Pemeriksaan digelar di Gedung Merah Putih KPK dengan menghadirkan beberapa saksi lain, antara lain:
- Supratman Abdul Rahman, Direktur PT Sindo Wisata Travel
- Artha Hanif, Direktur Utama PT Thayiba Tora
- M. Iqbal Muhajir, karyawan swasta
Ini bukan kali pertama KPK memanggil Tauhid. Sebelumnya, dia telah diperiksa pada Jumat (19/9) dan Kamis (25/9). Selain itu, KPK juga mendalami adanya pertemuan antara mantan Menteri Agama Yaqut Cholil Qoumas dengan Tauhid. Penyidik berupaya memastikan apakah pertemuan tersebut berlangsung sebelum atau setelah Surat Keputusan (SK) pembagian kuota haji tambahan 2024 diterbitkan.
Plt. Deputi Penindakan dan Eksekusi KPK, Asep Guntur Rahayu, menjelaskan, “Jadi apakah pertemuan ini sebelum terbitnya SK? Itu yang kita dalamin juga. Sebelum terbitnya SK. Atau setelah terbitnya SK. Apakah juga sebelum dan setelah. Itu yang kita dalami,” kata Asep saat ditemui di Gedung Merah Putih KPK, Jakarta, Kamis (25/9).
Kasus dugaan korupsi kuota haji ini telah memasuki tahap penyidikan, namun hingga kini KPK belum menetapkan tersangka. Kasus bermula saat pemerintah memberikan tambahan kuota haji sebanyak 20 ribu pada tahun 2024. Dari jumlah tersebut, 10 ribu dialokasikan untuk haji reguler dan 10 ribu untuk haji khusus.
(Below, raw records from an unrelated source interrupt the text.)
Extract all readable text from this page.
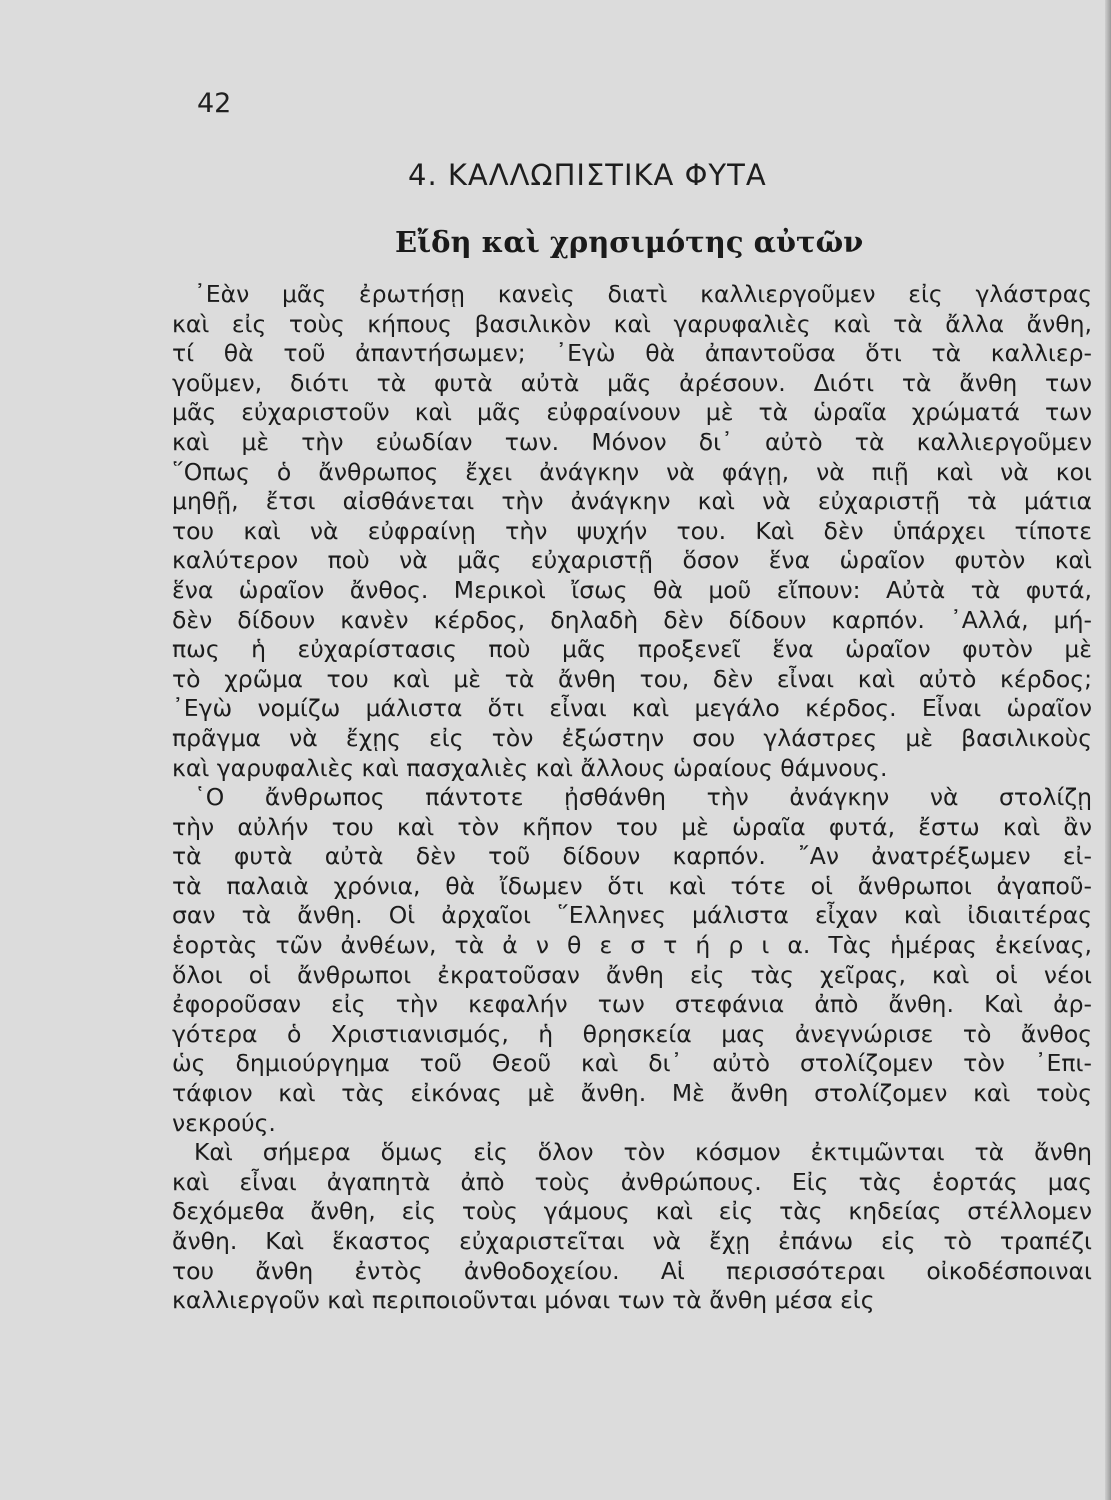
42
4. ΚΑΛΛΩΠΙΣΤΙΚΑ ΦΥΤΑ
Εἴδη καὶ χρησιμότης αὐτῶν
᾿Εὰν μᾶς ἐρωτήσῃ κανεὶς διατὶ καλλιεργοῦμεν εἰς γλάστρας
καὶ εἰς τοὺς κήπους βασιλικὸν καὶ γαρυφαλιὲς καὶ τὰ ἄλλα ἄνθη,
τί θὰ τοῦ ἀπαντήσωμεν; ᾿Εγὼ θὰ ἀπαντοῦσα ὅτι τὰ καλλιερ-
γοῦμεν, διότι τὰ φυτὰ αὐτὰ μᾶς ἀρέσουν. Διότι τὰ ἄνθη των
μᾶς εὐχαριστοῦν καὶ μᾶς εὐφραίνουν μὲ τὰ ὡραῖα χρώματά των
καὶ μὲ τὴν εὐωδίαν των. Μόνον δι᾿ αὐτὸ τὰ καλλιεργοῦμεν
῞Οπως ὁ ἄνθρωπος ἔχει ἀνάγκην νὰ φάγῃ, νὰ πιῇ καὶ νὰ κοι
μηθῇ, ἔτσι αἰσθάνεται τὴν ἀνάγκην καὶ νὰ εὐχαριστῇ τὰ μάτια
του καὶ νὰ εὐφραίνῃ τὴν ψυχήν του. Καὶ δὲν ὑπάρχει τίποτε
καλύτερον ποὺ νὰ μᾶς εὐχαριστῇ ὅσον ἕνα ὡραῖον φυτὸν καὶ
ἕνα ὡραῖον ἄνθος. Μερικοὶ ἴσως θὰ μοῦ εἴπουν: Αὐτὰ τὰ φυτά,
δὲν δίδουν κανὲν κέρδος, δηλαδὴ δὲν δίδουν καρπόν. ᾿Αλλά, μή-
πως ἡ εὐχαρίστασις ποὺ μᾶς προξενεῖ ἕνα ὡραῖον φυτὸν μὲ
τὸ χρῶμα του καὶ μὲ τὰ ἄνθη του, δὲν εἶναι καὶ αὐτὸ κέρδος;
᾿Εγὼ νομίζω μάλιστα ὅτι εἶναι καὶ μεγάλο κέρδος. Εἶναι ὡραῖον
πρᾶγμα νὰ ἔχῃς εἰς τὸν ἐξώστην σου γλάστρες μὲ βασιλικοὺς
καὶ γαρυφαλιὲς καὶ πασχαλιὲς καὶ ἄλλους ὡραίους θάμνους.
῾Ο ἄνθρωπος πάντοτε ᾐσθάνθη τὴν ἀνάγκην νὰ στολίζῃ
τὴν αὐλήν του καὶ τὸν κῆπον του μὲ ὡραῖα φυτά, ἔστω καὶ ἂν
τὰ φυτὰ αὐτὰ δὲν τοῦ δίδουν καρπόν. ῎Αν ἀνατρέξωμεν εἰ-
τὰ παλαιὰ χρόνια, θὰ ἴδωμεν ὅτι καὶ τότε οἱ ἄνθρωποι ἀγαποῦ-
σαν τὰ ἄνθη. Οἱ ἀρχαῖοι ῞Ελληνες μάλιστα εἶχαν καὶ ἰδιαιτέρας
ἑορτὰς τῶν ἀνθέων, τὰ ἀ ν θ ε σ τ ή ρ ι α. Τὰς ἡμέρας ἐκείνας,
ὅλοι οἱ ἄνθρωποι ἐκρατοῦσαν ἄνθη εἰς τὰς χεῖρας, καὶ οἱ νέοι
ἐφοροῦσαν εἰς τὴν κεφαλήν των στεφάνια ἀπὸ ἄνθη. Καὶ ἀρ-
γότερα ὁ Χριστιανισμός, ἡ θρησκεία μας ἀνεγνώρισε τὸ ἄνθος
ὡς δημιούργημα τοῦ Θεοῦ καὶ δι᾿ αὐτὸ στολίζομεν τὸν ᾿Επι-
τάφιον καὶ τὰς εἰκόνας μὲ ἄνθη. Μὲ ἄνθη στολίζομεν καὶ τοὺς
νεκρούς.
Καὶ σήμερα ὅμως εἰς ὅλον τὸν κόσμον ἐκτιμῶνται τὰ ἄνθη
καὶ εἶναι ἀγαπητὰ ἀπὸ τοὺς ἀνθρώπους. Εἰς τὰς ἑορτάς μας
δεχόμεθα ἄνθη, εἰς τοὺς γάμους καὶ εἰς τὰς κηδείας στέλλομεν
ἄνθη. Καὶ ἕκαστος εὐχαριστεῖται νὰ ἔχῃ ἐπάνω εἰς τὸ τραπέζι
του ἄνθη ἐντὸς ἀνθοδοχείου. Αἱ περισσότεραι οἰκοδέσποιναι
καλλιεργοῦν καὶ περιποιοῦνται μόναι των τὰ ἄνθη μέσα εἰς
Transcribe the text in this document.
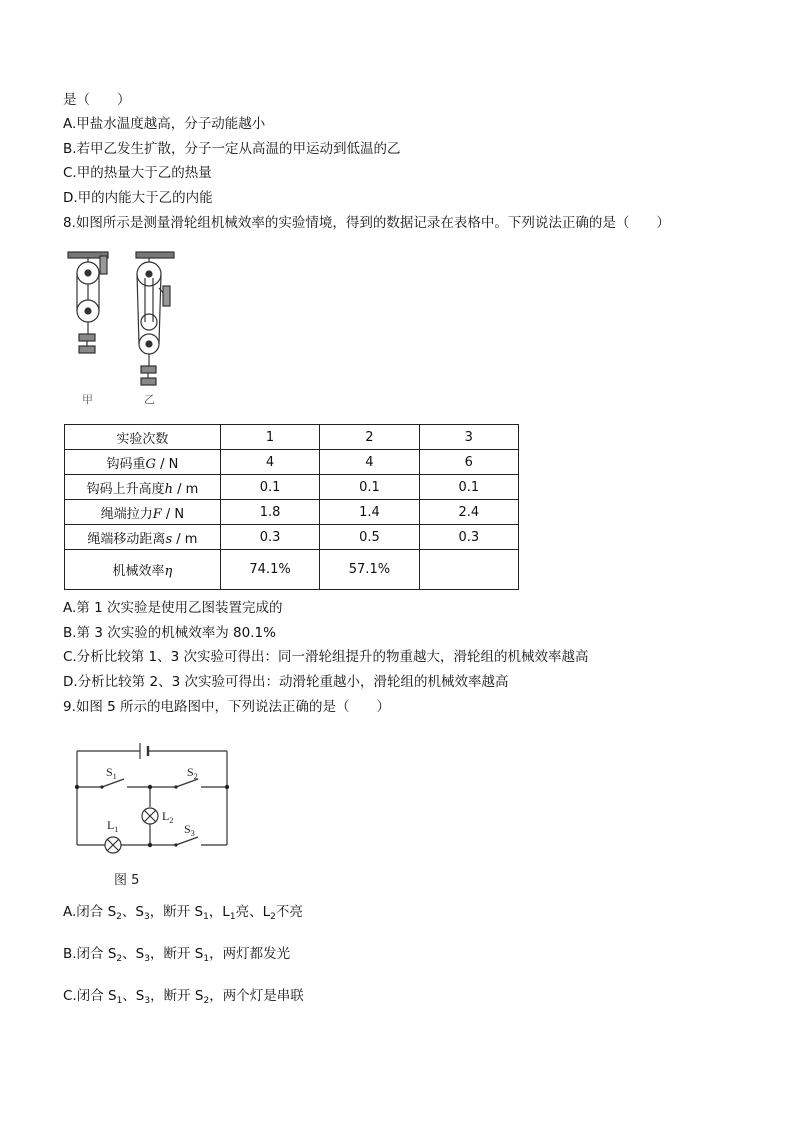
是（　　）
A.甲盐水温度越高，分子动能越小
B.若甲乙发生扩散，分子一定从高温的甲运动到低温的乙
C.甲的热量大于乙的热量
D.甲的内能大于乙的内能
8.如图所示是测量滑轮组机械效率的实验情境，得到的数据记录在表格中。下列说法正确的是（　　）
甲	乙
实验次数	1	2	3
钩码重G / N	4	4	6
钩码上升高度h / m	0.1	0.1	0.1
绳端拉力F / N	1.8	1.4	2.4
绳端移动距离s / m	0.3	0.5	0.3
机械效率η	74.1%	57.1%	
A.第 1 次实验是使用乙图装置完成的
B.第 3 次实验的机械效率为 80.1%
C.分析比较第 1、3 次实验可得出：同一滑轮组提升的物重越大，滑轮组的机械效率越高
D.分析比较第 2、3 次实验可得出：动滑轮重越小，滑轮组的机械效率越高
9.如图 5 所示的电路图中，下列说法正确的是（　　）
$S_1$	$S_2$
$S_3$
$L_1$
$L_2$
图 5
A.闭合 $S_2$、$S_3$，断开 $S_1$，$L_1$亮、$L_2$不亮
B.闭合 $S_2$、$S_3$，断开 $S_1$，两灯都发光
C.闭合 $S_1$、$S_3$，断开 $S_2$，两个灯是串联
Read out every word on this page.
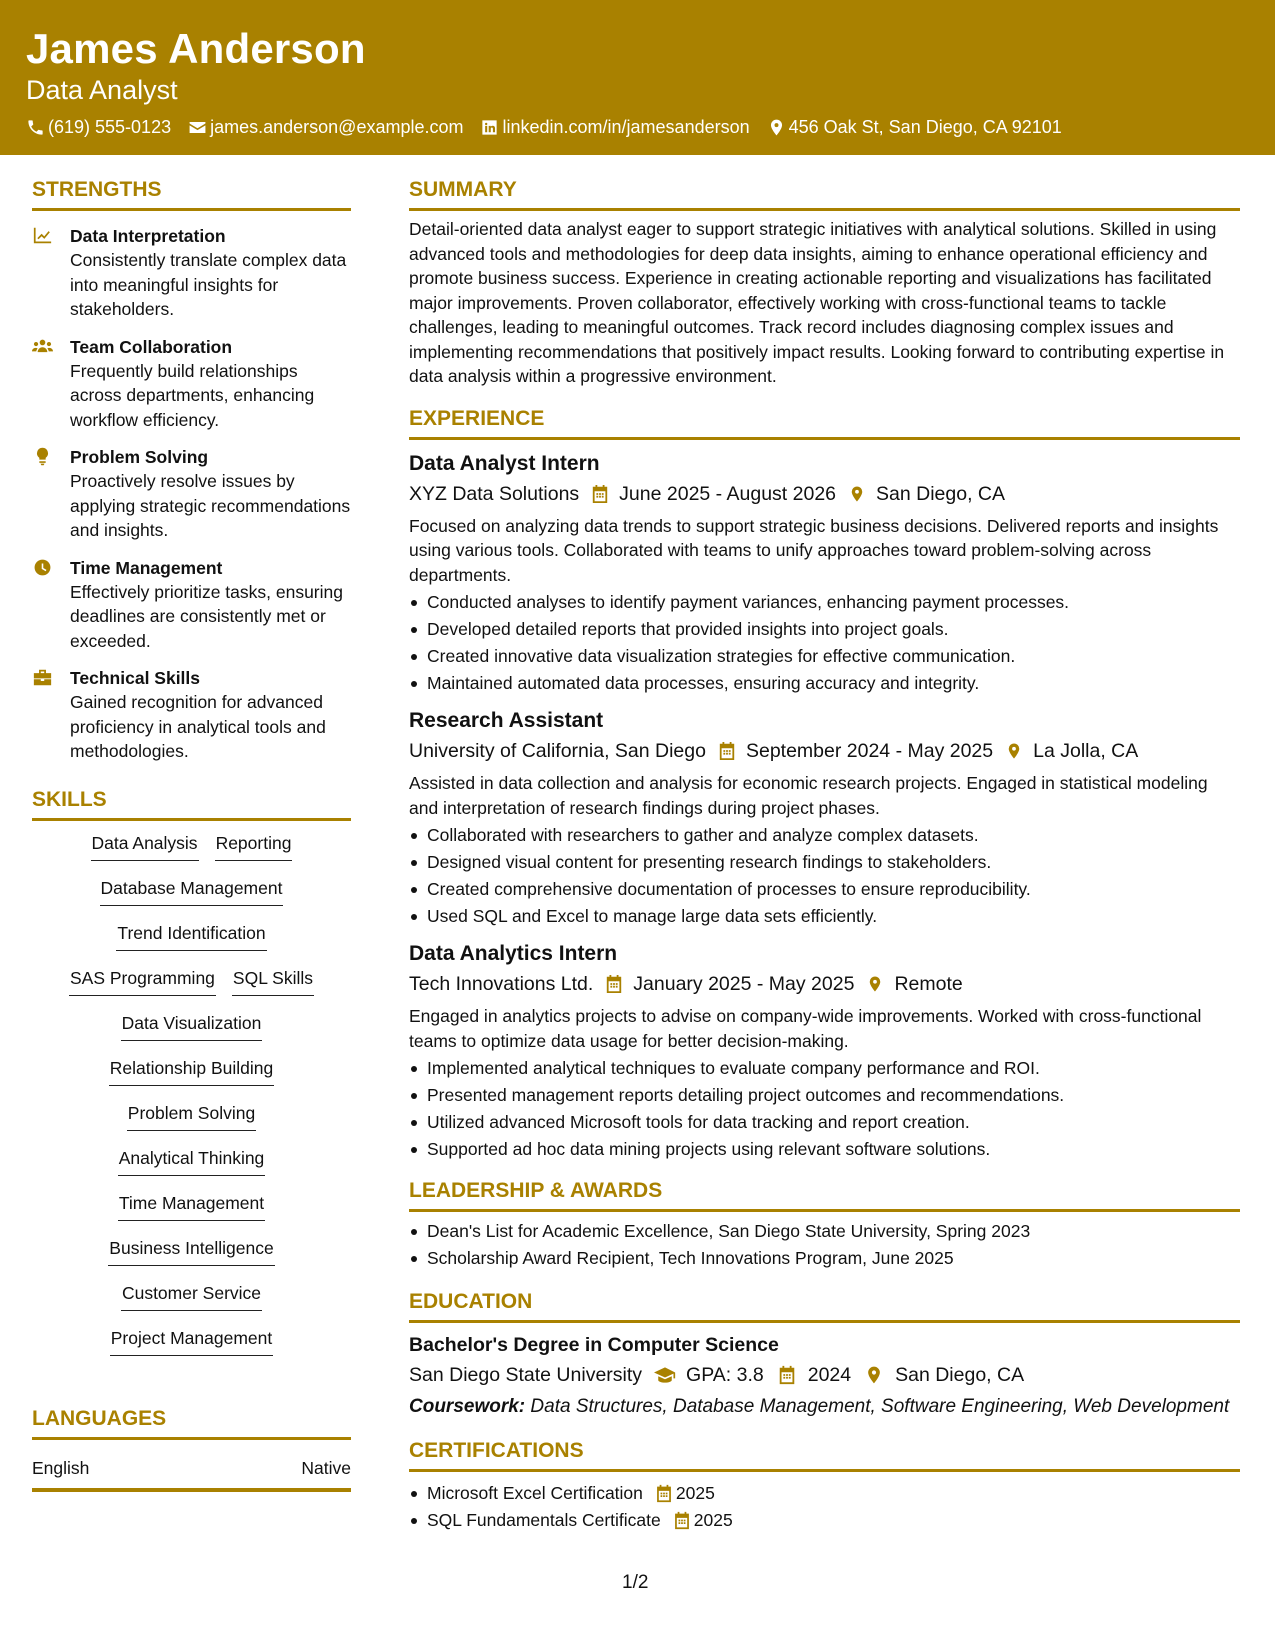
James Anderson
Data Analyst
(619) 555-0123 james.anderson@example.com linkedin.com/in/jamesanderson 456 Oak St, San Diego, CA 92101
STRENGTHS
Data Interpretation
Consistently translate complex data into meaningful insights for stakeholders.
Team Collaboration
Frequently build relationships across departments, enhancing workflow efficiency.
Problem Solving
Proactively resolve issues by applying strategic recommendations and insights.
Time Management
Effectively prioritize tasks, ensuring deadlines are consistently met or exceeded.
Technical Skills
Gained recognition for advanced proficiency in analytical tools and methodologies.
SKILLS
Data Analysis Reporting
Database Management
Trend Identification
SAS Programming SQL Skills
Data Visualization
Relationship Building
Problem Solving
Analytical Thinking
Time Management
Business Intelligence
Customer Service
Project Management
LANGUAGES
English	Native
SUMMARY
Detail-oriented data analyst eager to support strategic initiatives with analytical solutions. Skilled in using advanced tools and methodologies for deep data insights, aiming to enhance operational efficiency and promote business success. Experience in creating actionable reporting and visualizations has facilitated major improvements. Proven collaborator, effectively working with cross-functional teams to tackle challenges, leading to meaningful outcomes. Track record includes diagnosing complex issues and implementing recommendations that positively impact results. Looking forward to contributing expertise in data analysis within a progressive environment.
EXPERIENCE
Data Analyst Intern
XYZ Data Solutions June 2025 - August 2026 San Diego, CA
Focused on analyzing data trends to support strategic business decisions. Delivered reports and insights using various tools. Collaborated with teams to unify approaches toward problem-solving across departments.
Conducted analyses to identify payment variances, enhancing payment processes.
Developed detailed reports that provided insights into project goals.
Created innovative data visualization strategies for effective communication.
Maintained automated data processes, ensuring accuracy and integrity.
Research Assistant
University of California, San Diego September 2024 - May 2025 La Jolla, CA
Assisted in data collection and analysis for economic research projects. Engaged in statistical modeling and interpretation of research findings during project phases.
Collaborated with researchers to gather and analyze complex datasets.
Designed visual content for presenting research findings to stakeholders.
Created comprehensive documentation of processes to ensure reproducibility.
Used SQL and Excel to manage large data sets efficiently.
Data Analytics Intern
Tech Innovations Ltd. January 2025 - May 2025 Remote
Engaged in analytics projects to advise on company-wide improvements. Worked with cross-functional teams to optimize data usage for better decision-making.
Implemented analytical techniques to evaluate company performance and ROI.
Presented management reports detailing project outcomes and recommendations.
Utilized advanced Microsoft tools for data tracking and report creation.
Supported ad hoc data mining projects using relevant software solutions.
LEADERSHIP & AWARDS
Dean's List for Academic Excellence, San Diego State University, Spring 2023
Scholarship Award Recipient, Tech Innovations Program, June 2025
EDUCATION
Bachelor's Degree in Computer Science
San Diego State University GPA: 3.8 2024 San Diego, CA
Coursework: Data Structures, Database Management, Software Engineering, Web Development
CERTIFICATIONS
Microsoft Excel Certification 2025
SQL Fundamentals Certificate 2025
1/2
Padahal, menurut ketentuan undang-undang, kuota haji khusus seharusnya hanya 8 persen dari total kuota nasional. KPK menduga asosiasi travel haji yang mengetahui adanya kuota tambahan tersebut lebih dulu menghubungi Kementerian Agama untuk membahas pembagian kuota haji secara tidak transparan.
Berdasarkan perhitungan sementara, kerugian negara akibat kasus ini diperkirakan mencapai lebih dari Rp 1 triliun. Untuk mendukung proses penyidikan, KPK telah melakukan penyitaan terhadap sejumlah aset, termasuk uang tunai, rumah, dan kendaraan yang diduga terkait dengan kasus korupsi ini.